Conflicts between existing state laws and a new federal law legalizing the transport of industrial hemp are making it difficult for law enforcement officers to enforce the new law, the head of the Commercial Vehicle Safety Alliance told officials at the U.S. Department of Agriculture.
“I am here to raise some practical considerations with implementation of the hemp transportation provisions outlined in the 2018 Farm Bill,” Collin Mooney, executive director of CVSA, told the agency’s Agricultural Marketing Service during a listening session March 13.
Industrial hemp is a member of the cannabis plant family that is absent the high levels of tetrahydrocannabinol, or THC, responsible for the psychoactive effects of marijuana.
Although the bill was signed into law by President Donald Trump in December, it has yet to be codified in federal agriculture regulations. Officials expect to complete a rulemaking for the farm bill by the end of 2019.
One of many commenters at the public session calling for more specific guidance, Mooney complained during the session that some states either have laws that still classify hemp illegal and lack any formal federal guidelines to take those laws off the books — or they are fighting in court to keep their law.

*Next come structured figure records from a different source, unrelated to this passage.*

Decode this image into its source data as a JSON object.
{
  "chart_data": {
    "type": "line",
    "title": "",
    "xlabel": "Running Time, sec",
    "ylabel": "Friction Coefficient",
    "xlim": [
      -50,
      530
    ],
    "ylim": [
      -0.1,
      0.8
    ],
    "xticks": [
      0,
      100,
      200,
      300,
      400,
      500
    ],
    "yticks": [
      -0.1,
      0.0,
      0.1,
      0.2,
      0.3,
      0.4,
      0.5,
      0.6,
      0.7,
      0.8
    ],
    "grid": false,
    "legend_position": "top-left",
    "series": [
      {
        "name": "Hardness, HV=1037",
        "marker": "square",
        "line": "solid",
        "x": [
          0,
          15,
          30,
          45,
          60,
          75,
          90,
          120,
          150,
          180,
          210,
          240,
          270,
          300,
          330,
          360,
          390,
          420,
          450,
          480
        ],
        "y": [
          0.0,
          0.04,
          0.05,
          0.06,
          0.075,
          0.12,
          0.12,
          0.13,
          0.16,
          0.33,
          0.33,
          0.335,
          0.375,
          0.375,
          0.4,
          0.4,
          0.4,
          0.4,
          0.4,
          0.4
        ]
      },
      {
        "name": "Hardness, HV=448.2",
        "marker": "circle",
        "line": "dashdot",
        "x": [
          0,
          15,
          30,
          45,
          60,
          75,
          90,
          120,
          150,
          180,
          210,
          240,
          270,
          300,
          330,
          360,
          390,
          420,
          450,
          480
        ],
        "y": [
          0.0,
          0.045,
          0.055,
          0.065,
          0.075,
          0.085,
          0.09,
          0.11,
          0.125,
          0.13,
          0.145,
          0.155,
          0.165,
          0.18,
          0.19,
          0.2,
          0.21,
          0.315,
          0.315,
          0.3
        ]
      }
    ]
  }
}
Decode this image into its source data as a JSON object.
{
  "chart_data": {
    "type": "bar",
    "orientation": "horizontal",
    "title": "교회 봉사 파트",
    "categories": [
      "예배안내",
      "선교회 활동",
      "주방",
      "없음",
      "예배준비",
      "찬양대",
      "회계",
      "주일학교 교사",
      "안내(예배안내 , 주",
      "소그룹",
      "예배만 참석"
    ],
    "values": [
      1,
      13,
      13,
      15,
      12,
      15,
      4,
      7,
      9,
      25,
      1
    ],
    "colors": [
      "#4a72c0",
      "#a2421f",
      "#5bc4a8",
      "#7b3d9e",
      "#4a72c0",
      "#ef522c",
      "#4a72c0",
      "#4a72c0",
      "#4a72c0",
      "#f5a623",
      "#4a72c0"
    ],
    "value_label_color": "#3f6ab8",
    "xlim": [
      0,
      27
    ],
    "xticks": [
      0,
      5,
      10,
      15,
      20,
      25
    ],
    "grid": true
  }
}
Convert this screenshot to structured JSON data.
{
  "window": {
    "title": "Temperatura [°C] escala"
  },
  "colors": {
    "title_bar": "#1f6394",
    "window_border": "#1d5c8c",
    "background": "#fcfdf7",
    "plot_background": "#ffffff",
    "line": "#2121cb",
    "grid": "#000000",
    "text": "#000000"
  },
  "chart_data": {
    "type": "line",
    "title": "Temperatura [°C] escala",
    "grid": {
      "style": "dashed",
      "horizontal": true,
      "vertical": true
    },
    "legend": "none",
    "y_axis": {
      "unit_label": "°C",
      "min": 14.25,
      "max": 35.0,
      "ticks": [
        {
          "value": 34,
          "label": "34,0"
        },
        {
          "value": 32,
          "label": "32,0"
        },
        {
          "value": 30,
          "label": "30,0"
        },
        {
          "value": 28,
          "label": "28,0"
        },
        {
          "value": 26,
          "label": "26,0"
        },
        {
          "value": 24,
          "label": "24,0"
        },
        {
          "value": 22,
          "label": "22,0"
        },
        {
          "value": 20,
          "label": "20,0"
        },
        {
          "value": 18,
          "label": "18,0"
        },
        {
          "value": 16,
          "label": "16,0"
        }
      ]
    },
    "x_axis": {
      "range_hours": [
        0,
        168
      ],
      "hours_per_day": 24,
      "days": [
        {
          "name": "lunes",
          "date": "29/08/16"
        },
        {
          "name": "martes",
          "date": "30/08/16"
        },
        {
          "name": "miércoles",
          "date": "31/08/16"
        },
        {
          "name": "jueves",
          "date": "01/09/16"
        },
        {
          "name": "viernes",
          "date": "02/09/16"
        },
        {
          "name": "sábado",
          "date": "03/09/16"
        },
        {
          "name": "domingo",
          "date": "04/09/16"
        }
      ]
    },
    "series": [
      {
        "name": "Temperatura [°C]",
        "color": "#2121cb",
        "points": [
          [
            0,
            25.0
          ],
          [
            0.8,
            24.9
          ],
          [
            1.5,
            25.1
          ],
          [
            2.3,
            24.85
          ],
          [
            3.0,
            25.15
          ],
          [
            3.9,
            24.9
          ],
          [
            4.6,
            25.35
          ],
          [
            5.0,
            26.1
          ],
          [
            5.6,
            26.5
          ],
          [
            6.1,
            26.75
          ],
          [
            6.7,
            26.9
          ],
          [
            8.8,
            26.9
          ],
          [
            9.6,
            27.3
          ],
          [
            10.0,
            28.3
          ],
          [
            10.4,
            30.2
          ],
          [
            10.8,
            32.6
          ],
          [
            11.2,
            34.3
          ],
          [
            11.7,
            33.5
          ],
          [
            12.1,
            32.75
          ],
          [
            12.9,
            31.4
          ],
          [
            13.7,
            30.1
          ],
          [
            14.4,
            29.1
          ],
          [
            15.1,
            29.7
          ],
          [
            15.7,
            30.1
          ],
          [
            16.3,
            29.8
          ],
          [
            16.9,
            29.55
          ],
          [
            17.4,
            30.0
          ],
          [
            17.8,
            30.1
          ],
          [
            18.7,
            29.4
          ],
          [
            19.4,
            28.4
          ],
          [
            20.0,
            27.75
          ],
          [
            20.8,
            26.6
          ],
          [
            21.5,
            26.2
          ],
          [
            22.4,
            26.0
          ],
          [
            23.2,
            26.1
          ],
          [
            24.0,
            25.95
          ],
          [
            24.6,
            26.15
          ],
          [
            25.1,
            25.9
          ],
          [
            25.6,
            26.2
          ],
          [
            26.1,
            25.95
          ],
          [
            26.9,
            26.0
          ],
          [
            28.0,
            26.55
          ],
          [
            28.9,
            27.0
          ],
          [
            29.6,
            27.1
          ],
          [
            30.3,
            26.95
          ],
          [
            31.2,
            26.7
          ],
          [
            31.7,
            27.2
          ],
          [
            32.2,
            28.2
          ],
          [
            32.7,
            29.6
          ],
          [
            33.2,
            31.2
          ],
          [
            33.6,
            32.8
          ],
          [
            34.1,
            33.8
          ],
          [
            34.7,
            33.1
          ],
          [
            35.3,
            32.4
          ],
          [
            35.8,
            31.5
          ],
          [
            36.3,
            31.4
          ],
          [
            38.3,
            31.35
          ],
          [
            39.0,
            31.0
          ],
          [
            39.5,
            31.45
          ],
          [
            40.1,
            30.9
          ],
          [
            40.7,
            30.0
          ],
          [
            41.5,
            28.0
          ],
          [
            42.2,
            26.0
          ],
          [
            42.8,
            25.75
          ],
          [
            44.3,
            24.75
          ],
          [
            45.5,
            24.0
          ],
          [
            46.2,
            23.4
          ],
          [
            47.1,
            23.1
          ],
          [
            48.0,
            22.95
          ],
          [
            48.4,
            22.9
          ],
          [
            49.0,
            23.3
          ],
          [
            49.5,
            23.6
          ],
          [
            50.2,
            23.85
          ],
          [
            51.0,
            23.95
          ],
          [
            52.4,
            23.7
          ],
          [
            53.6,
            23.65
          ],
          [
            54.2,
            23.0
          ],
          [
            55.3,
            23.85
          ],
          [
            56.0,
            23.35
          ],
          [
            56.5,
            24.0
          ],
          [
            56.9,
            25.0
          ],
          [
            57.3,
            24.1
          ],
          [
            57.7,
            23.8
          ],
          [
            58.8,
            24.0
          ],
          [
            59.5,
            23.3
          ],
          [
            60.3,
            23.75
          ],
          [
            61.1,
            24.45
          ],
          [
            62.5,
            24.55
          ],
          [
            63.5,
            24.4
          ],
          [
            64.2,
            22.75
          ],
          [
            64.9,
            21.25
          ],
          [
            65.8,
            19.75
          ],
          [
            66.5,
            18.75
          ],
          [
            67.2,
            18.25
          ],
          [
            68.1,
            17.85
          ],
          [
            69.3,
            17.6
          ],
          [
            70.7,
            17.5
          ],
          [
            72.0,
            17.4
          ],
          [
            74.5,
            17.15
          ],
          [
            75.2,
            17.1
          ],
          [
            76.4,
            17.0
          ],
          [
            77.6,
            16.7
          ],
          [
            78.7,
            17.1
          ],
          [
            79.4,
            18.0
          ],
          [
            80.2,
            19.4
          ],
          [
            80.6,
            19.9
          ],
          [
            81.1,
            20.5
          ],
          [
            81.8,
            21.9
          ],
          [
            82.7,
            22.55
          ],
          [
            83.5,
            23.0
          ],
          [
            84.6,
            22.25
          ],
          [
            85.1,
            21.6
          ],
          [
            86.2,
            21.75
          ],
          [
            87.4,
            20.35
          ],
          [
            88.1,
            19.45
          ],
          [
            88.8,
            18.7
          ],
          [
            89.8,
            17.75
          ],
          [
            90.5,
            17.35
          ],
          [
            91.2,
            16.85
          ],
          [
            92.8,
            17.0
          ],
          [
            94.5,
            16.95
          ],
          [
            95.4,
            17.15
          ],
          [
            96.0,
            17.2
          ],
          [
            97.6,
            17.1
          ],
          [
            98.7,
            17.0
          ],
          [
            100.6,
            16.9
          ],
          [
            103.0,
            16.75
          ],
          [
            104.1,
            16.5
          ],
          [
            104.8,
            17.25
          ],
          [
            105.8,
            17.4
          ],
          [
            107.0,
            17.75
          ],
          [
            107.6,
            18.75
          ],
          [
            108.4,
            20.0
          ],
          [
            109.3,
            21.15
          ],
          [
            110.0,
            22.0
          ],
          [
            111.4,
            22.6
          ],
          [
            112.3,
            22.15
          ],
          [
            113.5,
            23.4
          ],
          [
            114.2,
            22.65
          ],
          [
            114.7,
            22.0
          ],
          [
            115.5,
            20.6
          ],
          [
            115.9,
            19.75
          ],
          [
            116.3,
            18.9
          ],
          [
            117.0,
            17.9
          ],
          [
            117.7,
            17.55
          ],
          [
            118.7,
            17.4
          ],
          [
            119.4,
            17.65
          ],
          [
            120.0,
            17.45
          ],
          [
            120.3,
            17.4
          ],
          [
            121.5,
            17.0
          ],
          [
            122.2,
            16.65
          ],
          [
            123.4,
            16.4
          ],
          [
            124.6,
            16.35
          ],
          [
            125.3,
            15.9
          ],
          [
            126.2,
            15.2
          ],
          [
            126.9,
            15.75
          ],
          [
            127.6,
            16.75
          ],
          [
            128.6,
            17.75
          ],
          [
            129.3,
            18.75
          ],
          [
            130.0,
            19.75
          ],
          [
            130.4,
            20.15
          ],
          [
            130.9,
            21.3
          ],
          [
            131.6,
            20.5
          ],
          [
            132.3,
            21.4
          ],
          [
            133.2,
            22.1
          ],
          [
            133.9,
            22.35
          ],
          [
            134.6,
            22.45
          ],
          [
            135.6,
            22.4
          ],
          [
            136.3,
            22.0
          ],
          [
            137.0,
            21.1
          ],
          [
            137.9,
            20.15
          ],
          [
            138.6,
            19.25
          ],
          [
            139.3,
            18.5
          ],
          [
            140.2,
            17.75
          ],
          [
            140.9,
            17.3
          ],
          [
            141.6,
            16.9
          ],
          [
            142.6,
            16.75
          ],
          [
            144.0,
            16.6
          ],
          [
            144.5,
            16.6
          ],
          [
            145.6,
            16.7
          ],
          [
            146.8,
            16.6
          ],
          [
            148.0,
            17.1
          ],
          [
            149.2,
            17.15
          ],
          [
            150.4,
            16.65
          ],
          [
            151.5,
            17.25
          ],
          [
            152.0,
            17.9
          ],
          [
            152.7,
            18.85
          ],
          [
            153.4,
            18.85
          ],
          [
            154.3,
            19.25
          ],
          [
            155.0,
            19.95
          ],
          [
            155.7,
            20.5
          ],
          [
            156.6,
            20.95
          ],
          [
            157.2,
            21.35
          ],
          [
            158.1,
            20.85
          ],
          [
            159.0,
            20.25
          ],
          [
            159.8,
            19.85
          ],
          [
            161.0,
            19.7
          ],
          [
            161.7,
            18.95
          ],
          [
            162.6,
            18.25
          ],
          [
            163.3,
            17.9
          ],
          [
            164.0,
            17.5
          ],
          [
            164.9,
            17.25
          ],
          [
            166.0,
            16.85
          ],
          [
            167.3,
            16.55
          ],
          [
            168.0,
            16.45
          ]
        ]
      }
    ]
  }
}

Idaho State Police confiscated this load of industrial hemp in January. (Idaho State Police)
So far, truck drivers in at least three states have been arrested on trafficking charges for transporting hemp. The most recent instance, a hemp arrest and seizure of 6,700 pounds of the product near Boise, Idaho, is being reviewed by the 9th U.S. Circuit Court of Appeals.
Such legal questions prompted American Trucking Associations last month to issue a recommendation that motor carriers “continue to exercise caution” in accepting shipments of hemp.
“Industrial hemp plant looks like the marijuana plant and cannot be distinguished by appearance or odor,” Mooney said. “Currently, available field kits can only measure whether THC is present in a sample regardless of concentration. As a result there is not yet a way to critically measure the amount of THC present quickly and accurately roadside in order to verify that the hemp material being transported is below the allowed 0.3% THC threshold.”
In addition, Mooney said that testing labs are so backlogged that they cannot quickly evaluate the precise THC levels, leading to “unavoidable delays in traffic stops and even maybe mistaken arrests.”
Also, he said, there are serious concerns within the law enforcement community that the transportation of industrial hemp will be used to mask illegal drugs, including marijuana with higher THC concentrations, putting an additional burden on law enforcement and making it more difficult to effectively combat drug trafficking in the United States.
“Additional guidance from the U.S. Department of Agriculture and the Federal Drug Administration is necessary so the program can effectively and accurately be implemented,” he added.
While USDA said the economic future looks bright for the industrialized hemp industry, it was clear that farmers, bankers, shippers, marketers, state agricultural officials, attorneys and tribal leaders at the three-hour listening session desperately need the federal agency to act soon in issuing guidance ahead of this year’s hemp growing season.
Sara Walling, administrator for the Agricultural Resource Management Division of the Wisconsin Department of Agriculture, Trade and Consumer Protection, said that nearly 1,461 applicants are seeking licenses to grow hemp in the state this year, an increase from 245 applicants last year.
Other commenters said USDA should offer quick guidance to ensure consistent testing of hemp THC content, make clear the legality of CBD oil extracted from hemp used for a number of common ailments, and help community bankers by quickly issuing regulations providing lending guidance for hemp farmers.